As a 19-year-old working in the kitchen at a Louisville restaurant, chef Jason Scholz remembers eating one single french fry while he was on the clock, and at the end of the night, the owner handed him a bill.
Scholz, the co-owner and executive chef of two successful local restaurants, Stella’s Southern Bistro and Stella’s Southern Brasserie, who also worked in well-known Charleston kitchens for many years, says the memory of that lack of hospitality has always stuck with him.
“You should extend hospitality to staff and guests,” he says.
It’s one of the reasons serving a “staff,” or “family meal,” before dinner service each night at both of his restaurants is so important to him, even though it costs roughly $15,000 per restaurant annually.
“It’s a financial commitment, but it’s important to do that,” Scholz says.
Family meal is standard practice in many restaurants, especially those in which the staff isn’t, for a variety of reasons, allowed to make a to-go order at the end of their shifts.
The format varies from restaurant to restaurant, but the basic gist is the same: a cook or team of cooks, usually not the executive chef, whip up a family-style meal in whatever style they choose to be shared either altogether if time permits or as the staff has time prior to service each day around 3 p.m.
“It’s a tremendous way to extend professional courtesy to employees,” Scholz says. “It builds camaraderie with the employees. It’s humane. You’ve got to extend that to your staff.”
Furthermore, working in a restaurant can be physically and mentally intense at times, and fueling up beforehand only ensures a better-equipped staff for the tasks ahead.
“It’s good to break bread with the people you’re about to go into battle with,” Scholz says.
At Husk Greenville, family meal is always a team effort, says chef de cuisine Jon Buck. Each day, two cooks and/or chefs are paired together to prepare a meal for the rest of the staff. Generally, the family meal pairs come from different stations in the kitchen (i.e. the Hearth station and Pastry).
“The cross-functional aspect of family meal is an essential part of creating a sense of camaraderie amongst the team,” Buck says.
Buck says because of their unorthodox schedules and the fact that they work around food all day, it is important to provide the hard-working staff with the much-needed opportunity to sit down, relax, and enjoy well-balanced nutrition.
“Family meal earned its name for a reason,” he says. “We spend long hours with one another on any given day and truly are a family. We all sit together and spend this time setting goals for the upcoming shift and touching base with one another.”

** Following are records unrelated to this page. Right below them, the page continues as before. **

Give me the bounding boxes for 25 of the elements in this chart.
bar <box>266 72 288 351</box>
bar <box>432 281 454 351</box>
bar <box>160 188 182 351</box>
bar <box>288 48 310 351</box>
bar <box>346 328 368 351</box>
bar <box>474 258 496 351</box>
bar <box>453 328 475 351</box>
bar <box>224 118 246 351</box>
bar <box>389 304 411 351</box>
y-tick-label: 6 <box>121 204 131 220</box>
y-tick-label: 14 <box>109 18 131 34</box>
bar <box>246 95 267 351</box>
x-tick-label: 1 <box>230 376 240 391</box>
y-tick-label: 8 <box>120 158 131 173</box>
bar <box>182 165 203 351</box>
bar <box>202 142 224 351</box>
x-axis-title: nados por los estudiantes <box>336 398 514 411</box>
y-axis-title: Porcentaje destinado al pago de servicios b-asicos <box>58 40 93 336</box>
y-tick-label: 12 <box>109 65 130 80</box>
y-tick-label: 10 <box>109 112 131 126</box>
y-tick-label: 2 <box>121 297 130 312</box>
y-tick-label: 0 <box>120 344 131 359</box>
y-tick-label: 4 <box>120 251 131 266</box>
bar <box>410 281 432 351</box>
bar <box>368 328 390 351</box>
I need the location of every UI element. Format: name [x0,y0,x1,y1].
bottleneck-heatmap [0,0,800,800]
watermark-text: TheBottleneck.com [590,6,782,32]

A secondary goal for family meal in many kitchens is using resources and reduction of waste, along with giving cooks a chance to showcase their culinary creativity.
“Depending on what we have in abundance in the kitchen, the chefs and cooks plan a meal that will creatively use those excess resources,” Buck says.
A large green salad is pretty standard fare for family meal. Following that, Buck says the individuals preparing the meal are provided the creative liberty to showcase their talents by making satisfying dishes that are not necessarily anything that would ever be on the menu at Husk.
“For example, our sous chef Shamil Velazquez uses family meal as his opportunity to showcase his Puerto Rican heritage by making traditional recipes such as fish stew,” Buck says. “On any given day we could have tacos, meatloaf, pasta, anything. It all depends on how the talented members of our team use the resources that they have available.”
Chef Chuy Trinh at Otto Izakaya’s West End location likes to use family meal as a way of encouraging his newer cooks to branch out from what they do from the menu, but cooking for a staff of professionals can be intimidating. Trinh doesn’t let that become an excuse.
“I make everyone in the kitchen cook,” he says.
He says he likes to see the cooks challenge each other and see what they can do while also using it as an opportunity to give recommendations and teach new skills.
“They hate making family meal,” Trinh jokes. “But they love to eat it.”
Because of the staff’s various backgrounds and food allergies, they like to get creative. Sometimes Trinh will make traditional pho from his Vietnamese background; a couple Hispanic members of the kitchen will often make tacos or enchiladas; cook Jessy Mai’s fried rice is a staff favorite because he uses bacon and other ingredients not typically on the menu, and even spaghetti and meatballs will be served on occasion.
Regardless of the exact meal served, for those working on their feet for 12-hour shifts, family meal is critical.
“If you don’t feed your staff, everybody gets stagnant,” Trinh says.